O conto do título (“O reflexo perdido ou As aventuras da noite de São Silvestre”) se inscreve na tradição literária do Fausto, já que o melancólico protagonista Erasmus Spikher acaba, em seu desejo por coisas mundanas, firmando um pacto que lhe custa seu reflexo. Nesta história, Hoffmann inclui o personagem Peter Schlemihl, criado por Adalbert von Chamisso, e também faz um aceno aos naturalistas e a Alexander von Humboldt, mostrando um escritor extremamente atento ao momento literário e científico em que vivia.

A ficção “O Conselheiro Krespel ou O violino de Cremona”, bem como os trechos dos ensaios “Kreisleriana” (atribuídos a Kreisler, o músico de Reflexões do gato Murr), mostram outra paixão do autor:  a música. As narrativas são pontuadas por suas ideias estéticas — Hoffmann também foi compositor de óperas, algumas de razoável sucesso, como Undine —,incluindo críticas ao que a tradutora chama de “malefícios que a bem-intencionada tentativa de determinação e explicação da arte podem provocar[...]”.

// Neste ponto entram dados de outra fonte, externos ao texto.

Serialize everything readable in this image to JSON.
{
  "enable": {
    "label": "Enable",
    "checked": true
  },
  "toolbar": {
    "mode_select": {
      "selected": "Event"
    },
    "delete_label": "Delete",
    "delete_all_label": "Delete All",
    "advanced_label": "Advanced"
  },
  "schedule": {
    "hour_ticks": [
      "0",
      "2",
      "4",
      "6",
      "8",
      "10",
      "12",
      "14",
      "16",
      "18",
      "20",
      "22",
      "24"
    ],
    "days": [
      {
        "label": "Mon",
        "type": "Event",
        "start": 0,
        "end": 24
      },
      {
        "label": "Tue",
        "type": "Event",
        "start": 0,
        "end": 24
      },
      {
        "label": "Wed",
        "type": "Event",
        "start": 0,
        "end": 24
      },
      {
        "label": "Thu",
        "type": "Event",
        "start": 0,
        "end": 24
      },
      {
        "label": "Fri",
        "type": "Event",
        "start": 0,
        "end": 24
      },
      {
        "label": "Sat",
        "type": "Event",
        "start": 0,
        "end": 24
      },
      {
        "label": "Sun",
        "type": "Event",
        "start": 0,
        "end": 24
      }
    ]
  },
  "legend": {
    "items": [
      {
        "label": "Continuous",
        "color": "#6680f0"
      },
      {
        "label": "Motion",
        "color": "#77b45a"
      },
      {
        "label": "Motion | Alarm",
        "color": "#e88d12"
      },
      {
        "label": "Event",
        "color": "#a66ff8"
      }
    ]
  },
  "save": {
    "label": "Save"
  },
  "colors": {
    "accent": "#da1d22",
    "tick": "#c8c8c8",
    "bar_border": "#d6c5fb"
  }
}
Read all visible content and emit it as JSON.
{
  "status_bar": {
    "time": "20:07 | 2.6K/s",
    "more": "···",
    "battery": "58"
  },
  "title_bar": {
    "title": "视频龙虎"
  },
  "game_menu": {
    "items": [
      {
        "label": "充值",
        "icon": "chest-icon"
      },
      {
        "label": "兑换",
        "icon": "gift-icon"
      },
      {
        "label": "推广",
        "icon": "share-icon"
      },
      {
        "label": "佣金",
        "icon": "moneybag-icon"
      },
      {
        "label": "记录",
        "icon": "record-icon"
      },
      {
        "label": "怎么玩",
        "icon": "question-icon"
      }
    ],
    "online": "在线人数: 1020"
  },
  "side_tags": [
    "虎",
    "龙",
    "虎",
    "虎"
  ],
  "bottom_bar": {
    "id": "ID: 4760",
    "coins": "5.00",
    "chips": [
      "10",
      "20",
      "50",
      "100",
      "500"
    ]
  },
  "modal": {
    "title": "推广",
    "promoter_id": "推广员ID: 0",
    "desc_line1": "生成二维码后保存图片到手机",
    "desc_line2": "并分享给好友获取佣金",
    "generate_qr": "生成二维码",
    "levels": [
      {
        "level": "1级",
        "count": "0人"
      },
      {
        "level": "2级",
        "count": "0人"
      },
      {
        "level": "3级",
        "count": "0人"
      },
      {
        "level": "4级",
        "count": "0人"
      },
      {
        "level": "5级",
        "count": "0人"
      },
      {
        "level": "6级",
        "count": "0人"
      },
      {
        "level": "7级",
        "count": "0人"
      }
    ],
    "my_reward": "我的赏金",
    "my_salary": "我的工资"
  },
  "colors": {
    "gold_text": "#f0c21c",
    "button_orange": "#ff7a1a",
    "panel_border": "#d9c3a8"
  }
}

Em “As minas de Falun”, Hoffmann resgata temas elementares da cultura germânica e cria um conto de terror recheado de figuras poéticas românticas. O prefácio pondera que o conto “está imbuído da questão fundamental do anacronismo poético, que fora sintetizada por Johann Peter Hebel[e] que reincide em Trakl, Kandinsky e tantos outros poetas modernistas. Isso nos permite então, novamente, pensar no escritor Hoffmann destituído de rígidas amarras do século XIX, e alçá-lo à categoria de atemporal e profundamente contemporâneo.”



Tradução: Maria Aparecida Barbosa

A Estação Liberdade publica Os elixires do Diabo, seu terceiro livro de E.T.A. Hoffmann, alemão que influenciou Dostoiévski e Edgar Allan Poe.
O monge capuchinho Medardo, narrador para lá de carismático, revela aos leitores como foi que se envolveu num mistério contra a sua vontade. Após tomar um gole de um vinho suspeito, ele deixa o mosteiro em que vive, abandona o hábito e vai a Roma.

Na jornada, uma espécie de busca pela própria identidade que não cessa de fragmentar-se, Medardo se depara com uma série de figuras curiosas, desde aristocratas, passando por um excêntrico peruqueiro, até o Diabo em pessoa, segundo ele. Confronta-se também com seu duplo em algumas ocasiões, e a ambiguidade dos personagens assume contornos literários que dão à história, já muito intrigante, nova camada de complexidade narrativa que atrai ainda mais ao desfecho.

O tema do duplo foi explorado por muitos autores, como os clássicos Dostoiévski em seu romance O duplo e Edgar Allan Poe em seu conto “William Wilson”, que comprovadamente leram Hoffmann.
Os elementos fantástico, gótico e detetivesco estão todos em Os elixires do Diabo, também. Características do Romantismo, período a que essa obra se vincula, aparecem em abundância, como na personagem feminina Aurélia, elevada ao status de santa e salvadora; e na presença constante da figura diabólica, mefistofélica, o que em parte, aliás, aproxima a obra ao Fausto de Goethe, autor contemporâneo a Hoffmann.

Os elixires do Diabo comporta muito. Estejam seus constituintes em plena excelência de forma ou em moldes embrionários, fato é que a força da realidade entra em contato com o poder da imaginação, o terreno liga-se ao excelso, e o resultado é uma polifonia que representa a vida como só os clássicos conseguem-na representar. Livro para ler, reler e colocar na lista de livros favoritos de nossos autores prediletos.